Purpar pande dorpi laho padimposhon, sip parmihimihim laho manegai! 
Jadi sehebat apapun perdebatan dalam acara pesta adat Batak, pada akhirnya akan berakhir dengan baik, kita tentunya pernah mendengarkan:
Aek godang tu aek laut, dos ni roha sibahen na saut!
Salah satu sisi positif dari orang Batak adalah tegas dalam bersikap. Uniknya lagi dalam masyarakat Batak, semua adalah Raja! Artinya bila dihubungkan dengan konsep Dalihan Na Tolu, semua dari kita pada posisi Raja. Sering kita mendengarkan cuplikan kalimat:
Anak ni raja do hamuna na ro, suang songoni anak ni raja do hami na didapothon muna! 
Terima kasih sama TUHAN betapa nenek moyang kita dibekali dengan keahlian (anugerah) untuk bertutur kata dan berfikir dengan baik dan sitematis. Dalam kehidupan sehari-hari hal inilah yang membuat Orang Batak itu pantang menyerah, uniknya simak umpasa berikut:
Ale Tuhan talu ma ahu maralohon dongan jala sai pamonang ma ahu maralohon musu!

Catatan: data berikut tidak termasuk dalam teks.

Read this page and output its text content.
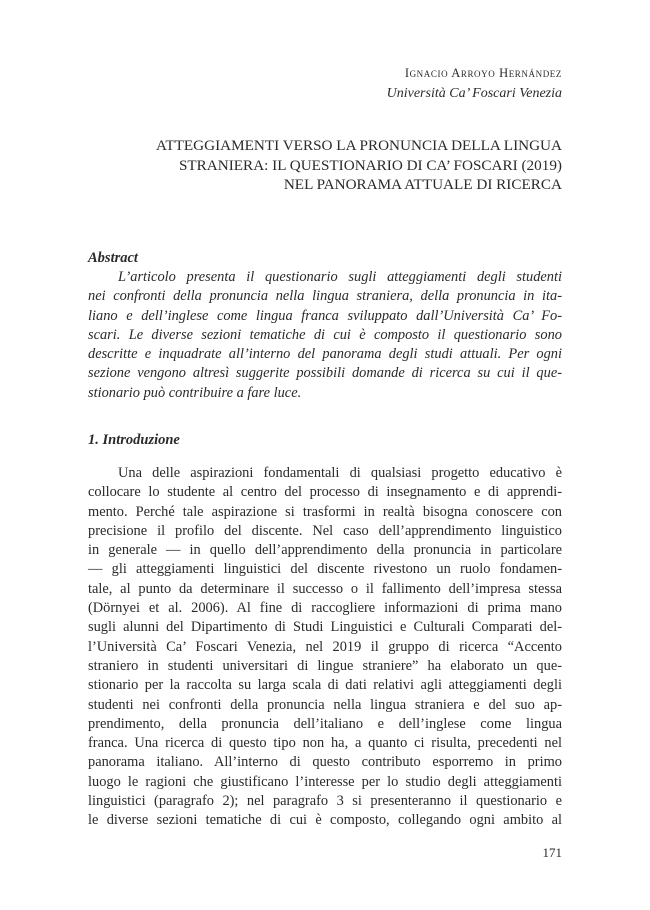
Ignacio Arroyo Hernández
Università Ca’ Foscari Venezia
ATTEGGIAMENTI VERSO LA PRONUNCIA DELLA LINGUA
STRANIERA: IL QUESTIONARIO DI CA’ FOSCARI (2019)
NEL PANORAMA ATTUALE DI RICERCA
Abstract
L’articolo presenta il questionario sugli atteggiamenti degli studenti
nei confronti della pronuncia nella lingua straniera, della pronuncia in ita-
liano e dell’inglese come lingua franca sviluppato dall’Università Ca’ Fo-
scari. Le diverse sezioni tematiche di cui è composto il questionario sono
descritte e inquadrate all’interno del panorama degli studi attuali. Per ogni
sezione vengono altresì suggerite possibili domande di ricerca su cui il que-
stionario può contribuire a fare luce.
1. Introduzione
Una delle aspirazioni fondamentali di qualsiasi progetto educativo è
collocare lo studente al centro del processo di insegnamento e di apprendi-
mento. Perché tale aspirazione si trasformi in realtà bisogna conoscere con
precisione il profilo del discente. Nel caso dell’apprendimento linguistico
in generale — in quello dell’apprendimento della pronuncia in particolare
— gli atteggiamenti linguistici del discente rivestono un ruolo fondamen-
tale, al punto da determinare il successo o il fallimento dell’impresa stessa
(Dörnyei et al. 2006). Al fine di raccogliere informazioni di prima mano
sugli alunni del Dipartimento di Studi Linguistici e Culturali Comparati del-
l’Università Ca’ Foscari Venezia, nel 2019 il gruppo di ricerca “Accento
straniero in studenti universitari di lingue straniere” ha elaborato un que-
stionario per la raccolta su larga scala di dati relativi agli atteggiamenti degli
studenti nei confronti della pronuncia nella lingua straniera e del suo ap-
prendimento, della pronuncia dell’italiano e dell’inglese come lingua
franca. Una ricerca di questo tipo non ha, a quanto ci risulta, precedenti nel
panorama italiano. All’interno di questo contributo esporremo in primo
luogo le ragioni che giustificano l’interesse per lo studio degli atteggiamenti
linguistici (paragrafo 2); nel paragrafo 3 si presenteranno il questionario e
le diverse sezioni tematiche di cui è composto, collegando ogni ambito al
171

Kalau kita cermati umpasa di atas, betapa Orang Batak itu sangat berbudi luhur. Tapi kalau kita lihat belakangan ini hal ini sudah hampir punah oleh penyakit yang dinamakan HOTEL: Hosom, Teal, Elat, dan Late, sudah pada stadium yang sangat mengkhawatirkan. Kalau kita runut ke belakang, berdebat dengan pantun atau berpantun dalam bahasa Batak terbagi dalam kategori: Umpasa, Umpama, Salik, Anian, Udoan, Umpama ni Pangandung, dan Umpama ni Ampangardang. Secara ringkas bisa diuraikan lagi sbb.:
1. UMPASA:
Umpasa adalah pantun yang berupa keinginan untuk mencapai sesuatu atau permohonan dalam bentuk Doa. Dan kalau dikaji, pantun itu ada sampirannya, yang dibuat sedemikian. Setiap baris atau kata mengandung makna mendalam dan saling terkait satu sama lain.
Contoh:
  • Bintang ma narumiris, ombun na sumorop Anak pe antong riris, boru pe antong torop
  • Pirma toras ni pongki, Bahul-bahul pansalongan Pirma tondi muna, Tutambana pangomoan
  • Habang pidong sibigo, paihut-ihut bulan, Saluhut angka na tapangido, sai tibu ma dipasaut Tuhan.
  • Dekke ni sale-sale, dengke ni Simamora, Tamba ni nagabe, sai tibu ma hamu mamora.
  • Mangula ma pangula, dipasae duhut-duhut Molo burju do hita marTuhan, dipadao mara marsundut-sundut
  • Binanga siporing, binongkak ni tarabunga Muli tu sanggar ma amporik, Muli tu ruang ma satua Sinur manapinahan, tugabena ma naniula
Dalam berpantun (umpama/umpasa – red) kata-kata yang digunakan harus sopan dan halus.
Contoh:
  • Binanga siporing, binongkak ni tarabunga Muli tu sanggar ma amporik, Muli tu ruang ma satua Sinur manapinahan, tugabena ma naniula
Dalam umpasa diatas kata tikus diganti menjadi satua (satua – hata andung dari tikus). Jadi dalam kita menyampaikan umpama maupun umpasa hindarilah kata-kata yang tidak pantas (hodar – red).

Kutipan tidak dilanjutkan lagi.